Jornal Estado de Minas

Criminosos virtuais adotam artimanhas para enganar mulheres que buscam relacionamentos

Os homens chegam a prometer casamento, para conseguir dinheiro e outros bens de mulheres por meio de relacionamento pela internet

Valquiria Lopes

"Foi um grande susto, porque descobri que aquele homem romântico fazia parte de uma máfia que aplica golpes em mulheres no mundo inteiro" - L., de 51 anos, que chegou a acreditar no criminoso - Foto: Beto Novaes/EM/D.A.Press


O medo de descobrir que as doces palavras do Don Juan virtual podem ser uma farsa também faz com que as mulheres resistam antes de procurar a polícia. “O número de vítimas pode ser maior do que os casos que recebemos, porque elas se sentem envergonhadas. Algumas não contam nem mesmo para a família”, explica a delegada titular da 1ª Delegacia de Crimes Cibernéticos, Paloma Kairala. Vítima de um golpe no ano passado, quando perdeu R$ 56,5 mil, a dona de casa S., de 52 anos, diz não acreditar que caiu na história contada pelo falso engenheiro civil norte-americano James, com o qual chegou a se casar pela internet em menos de dois meses de relacionamento. A dívida, que hoje chega a R$ 90 mil, perturba o sono e ela se viu obrigada a pôr o apartamento à venda para pagar o débito.

“Ele me enviou um convite pelo Skype, começamos a conversar e a namorar. Ele dizia que queria um novo amor, uma companheira para dividir um lar e que viria morar no Brasil. Eu só queria ser amada, queria ter alguém”, conta, ressentida. Nos momentos íntimos do casal, mantidos sempre pelo meio virtual, James prometia amor e afirmava que o que mais queria era estar ao lado dela.
Ele chegou a apresentar a S. uma filha, Emily, de 20 anos, da qual ela ficou amiga.

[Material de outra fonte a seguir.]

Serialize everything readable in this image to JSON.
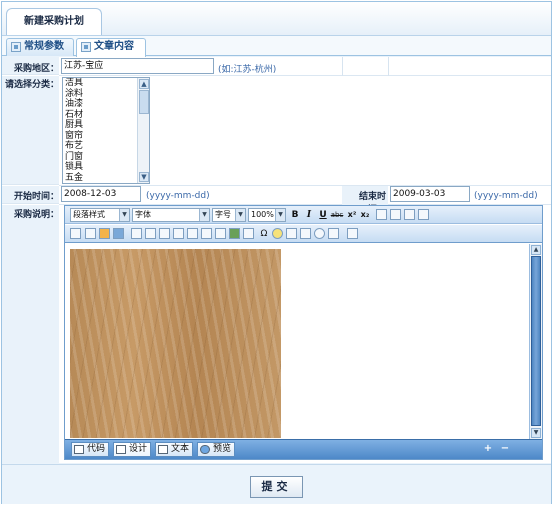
{
  "title": "新建采购计划",
  "tabs": [
    {
      "label": "常规参数",
      "active": false
    },
    {
      "label": "文章内容",
      "active": true
    }
  ],
  "form": {
    "region_label": "采购地区：",
    "region_value": "江苏-宝应",
    "region_hint": "(如:江苏-杭州)",
    "category_label": "请选择分类：",
    "categories": [
      "洁具",
      "涂料",
      "油漆",
      "石材",
      "厨具",
      "窗帘",
      "布艺",
      "门窗",
      "锁具",
      "五金"
    ],
    "start_label": "开始时间：",
    "start_value": "2008-12-03",
    "start_hint": "(yyyy-mm-dd)",
    "end_label": "结束时间：",
    "end_value": "2009-03-03",
    "end_hint": "(yyyy-mm-dd)",
    "desc_label": "采购说明："
  },
  "editor": {
    "paragraph_style": "段落样式",
    "font": "字体",
    "font_size": "字号",
    "zoom": "100%",
    "bold": "B",
    "italic": "I",
    "underline": "U",
    "strike": "abc",
    "superscript": "x²",
    "subscript": "x₂",
    "omega": "Ω",
    "modes": [
      {
        "label": "代码",
        "icon": "code-icon"
      },
      {
        "label": "设计",
        "icon": "design-icon"
      },
      {
        "label": "文本",
        "icon": "text-icon"
      },
      {
        "label": "预览",
        "icon": "preview-icon"
      }
    ],
    "expand_symbol": "+",
    "shrink_symbol": "−"
  },
  "submit_label": "提交",
  "colors": {
    "accent": "#4d88c8",
    "border": "#9dc3e2",
    "panel": "#eaf3fb"
  }
}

Os problemas começaram com os primeiros pedidos de transferência bancária. Segundo a mulher, James disse que participaria de uma concorrência para construir 60 prédios no Peru, para onde viajou. De lá, recorri a S. para pagar a emissão e o envio de um documento muito importante para o processo. Foi o primeiro dos muitos depósitos feitos por ela. Em seguida, o golpista e a falsa filha inventaram dramas envolvendo doença, acidentes de carro, coma, falta de dinheiro para pagar diárias de hotel e alimentação.

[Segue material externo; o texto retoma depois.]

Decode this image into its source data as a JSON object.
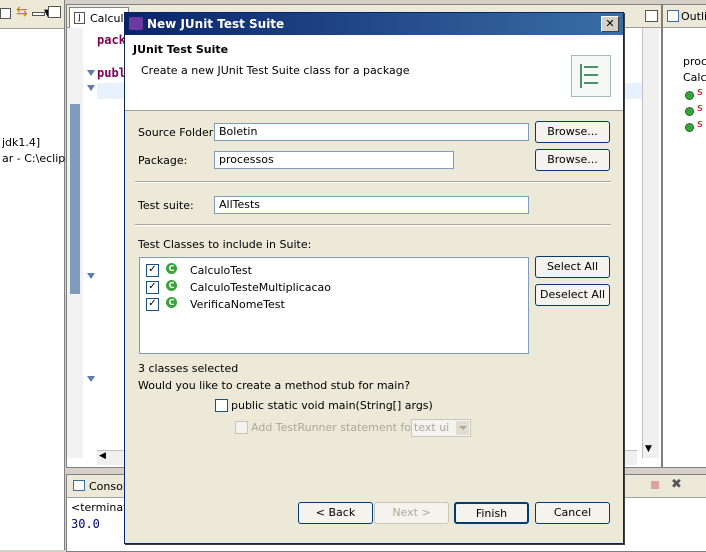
{
  "background": {
    "left_pane": {
      "line1": "jdk1.4]",
      "line2": "ar - C:\\eclipse"
    },
    "editor": {
      "tab_label": "Calculo",
      "code_line1": "pack",
      "code_line2": "publ"
    },
    "outline": {
      "tab_label": "Outli",
      "item1": "proc",
      "item2": "Calcu",
      "member": "s"
    },
    "console": {
      "tab_label": "Console",
      "status": "<terminate",
      "output": "30.0"
    }
  },
  "dialog": {
    "title": "New JUnit Test Suite",
    "header_title": "JUnit Test Suite",
    "header_desc": "Create a new JUnit Test Suite class for a package",
    "source_folder_label": "Source Folder:",
    "source_folder_value": "Boletin",
    "package_label": "Package:",
    "package_value": "processos",
    "browse_label": "Browse...",
    "test_suite_label": "Test suite:",
    "test_suite_value": "AllTests",
    "classes_label": "Test Classes to include in Suite:",
    "classes": [
      {
        "name": "CalculoTest",
        "checked": true
      },
      {
        "name": "CalculoTesteMultiplicacao",
        "checked": true
      },
      {
        "name": "VerificaNomeTest",
        "checked": true
      }
    ],
    "select_all": "Select All",
    "deselect_all": "Deselect All",
    "selected_count": "3 classes selected",
    "main_question": "Would you like to create a method stub for main?",
    "main_stub_label": "public static void main(String[] args)",
    "testrunner_label": "Add TestRunner statement for:",
    "testrunner_option": "text ui",
    "buttons": {
      "back": "< Back",
      "next": "Next >",
      "finish": "Finish",
      "cancel": "Cancel"
    }
  }
}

“Ele me disse que estava passando fome no Peru e que não tinha como voltar para os EUA. Me pedia para salvar a vida da filha, que tinha ido para um safari na África e se acidentou. Um médico de Gana começou a entrar em contato comigo e pedir dinheiro para o tratamento da garota. Eu a tinha como filha e fiz de tudo para salvá-la”, lembra. Todas as despesas seriam pagas com dinheiro de uma herança de James, como ele lhe informou. “Mas a mala, enviada por um diplomata da Inglaterra, havia ficado presa na alfândega no Brasil. Tive que pagar várias taxas para liberá-la.
Era tudo uma farsa”, conta.

DOR

A partir das histórias mirabolantes, S. começou a entrar numa roda viva de prejuízo e dor. “Peguei dinheiro emprestado onde pude para ajudá-lo. No banco, nas lojas de departamento onde eu tinha crédito, com agiotas, vizinhos e parentes. Minha irmã e meu afilhado me alertaram que era golpe, mas eu não acreditava. Estava me sentindo amada. Não fazia aquilo pelo dinheiro, mas pelo sonho de se sentir querida, ter alguém para me perguntar como foi meu dia, para dormir abraçada, e ele se aproveitou disso”.

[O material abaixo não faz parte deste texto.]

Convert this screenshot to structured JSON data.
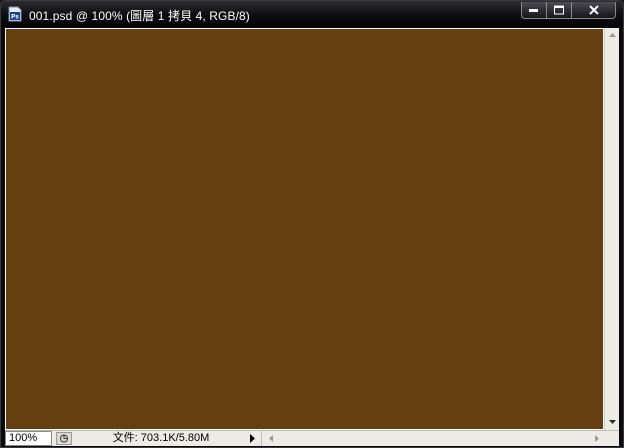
{
  "window": {
    "title": "001.psd @ 100% (圖層 1 拷貝 4, RGB/8)",
    "app_icon": "photoshop-icon"
  },
  "canvas": {
    "fill_color": "#653f10"
  },
  "status": {
    "zoom": "100%",
    "doc_info": "文件: 703.1K/5.80M"
  },
  "colors": {
    "titlebar": "#0d0d10",
    "canvas": "#653f10",
    "chrome": "#ecebe6"
  }
}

S. conta que o golpista não roubou apenas o dinheiro. “Ele roubou meus sonhos. Hoje vivo um pesadelo.
Envelheci. Minha pele está envelhecida, meus cabelos ficaram brancos. Engordei e não estou me arrumando.” Um dos maiores dramas que S. ainda vive é a rejeição do pai. “Peguei R$ 7 mil com meu pai e depois o ouvi me chamar de pilantra, parou de me atender ao telefone. Todos acreditaram em mim e eu decepcionei todos”, afirma, aos prantos. Para ela., fica a certeza de que antes de se relacionar com alguém na internet é preciso ter cuidado: “Fiquei cega, não fiz nenhuma busca na internet, nada. Hoje sei que não se pode acreditar em alguém assim”. O desespero chegou ao extremo quando S., sem dinheiro e com as todas as contas atrasadas, começou a passar fome. Orientada pela família, ela procurou a polícia.

Sem solução

O caso é investigado pela Polícia Civil. Um morador de BH chegou a ser rastreado, mas nem ele nem os comparsas estrangeiros foram presos. Em todo o estado, são apenas duas delegacias especializadas em crimes cibernéticos, ambas na capital. Os crimes no interior são apurados nas delegacias de área. Em BH, os processos se acumulam em pilhas nas salas de dois delegados.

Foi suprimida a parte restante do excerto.